Уехать отсюда? И мыслей таких нет. Южу я люблю. В прошлом году решила парк городской восстановить. Подбила народ. Взяла рассаду, которую сама вырастила, привезла на велосипеде в парк и стала клумбы восстанавливать. Администрации стыдно стало, и они тогда детскую площадку отремонтировали. В планах у меня еще театр теней организовать…
А вообще, я так скажу – от всякого худа есть добро. Вот, чтобы выжить, организовала агентство досуга. "Золотая рыбка" называется. Хожу на детские дни рождения, свадьбы, юбилеи. Сама пишу сценарии и стихи для праздников. Еще от центра занятости на шофера учусь. Я б и на парикмахера выучилась – ходила бы бабушек по домам стричь. Тоже заработок. Теплицу новую купила бы для рассады и времени для всего этого вагон. Лучше два. И студию кукольную не брошу, нет. Куда я без детей, и они куда… Кто на такую зарплату к ним придет? Никто к ним придет…
За семь лет до своей смерти помещик Протасьев продал и южскую фабрику, и восемь с половиной тысяч десятин леса шуйскому купцу, торговцу бумажной пряжей, миткалем и ситцами Асигкриту Яковлевичу Валину. К семнадцатому году шестнадцать тысяч веретен Протасьева превратились в сто с лишним тысяч. Южа превратилась в центр Южской волости. Пустырь на противоположном берегу озера Вазаль превратился в большой рабочий поселок с больницей, училищами мужским и женским, богадельней для престарелых и неспособных к труду рабочих, санаторием, родильным приютом, Народным домом, театром и электростанцией. И еще было построено четыре сотни отдельных домиков для рабочих с правом собственности. Революция в Южу приходить не хотела.
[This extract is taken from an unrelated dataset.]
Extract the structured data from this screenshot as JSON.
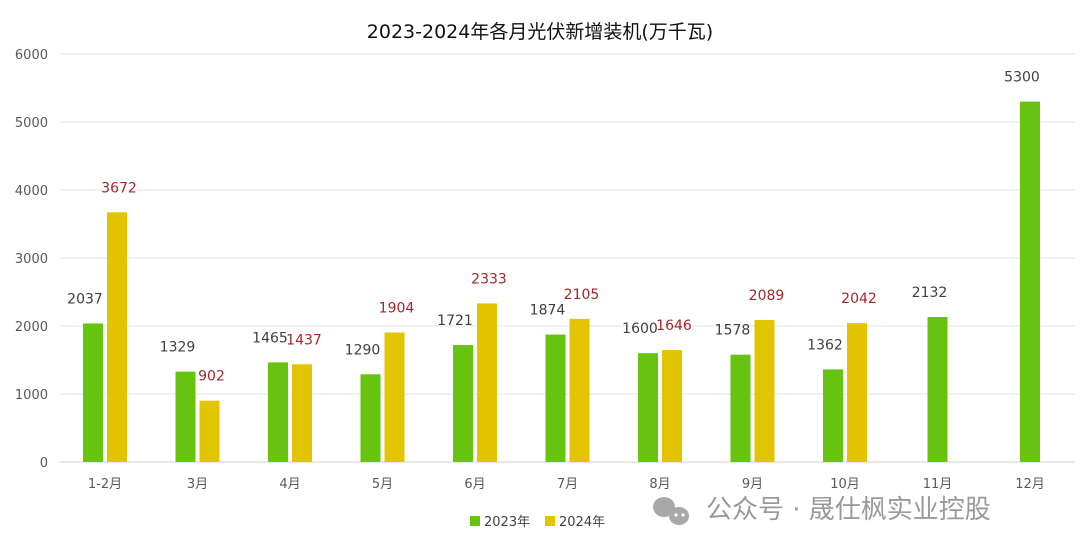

Никто ее там не ждал. Но даже и после того, как пришла, Василий Асигкритович Валин еще несколько лет управлял фабрикой по просьбе рабочих. И только после того, как он подготовил себе смену, его сняли с должности, выгнали из дому и даже реабилитировали в конце тридцатых. Правда, посмертно. Дом, а вернее, резной деревянный терем, построенный еще в 1889 году, в котором жило семейство Валиных, в двадцать восьмом году отдали под детский сад.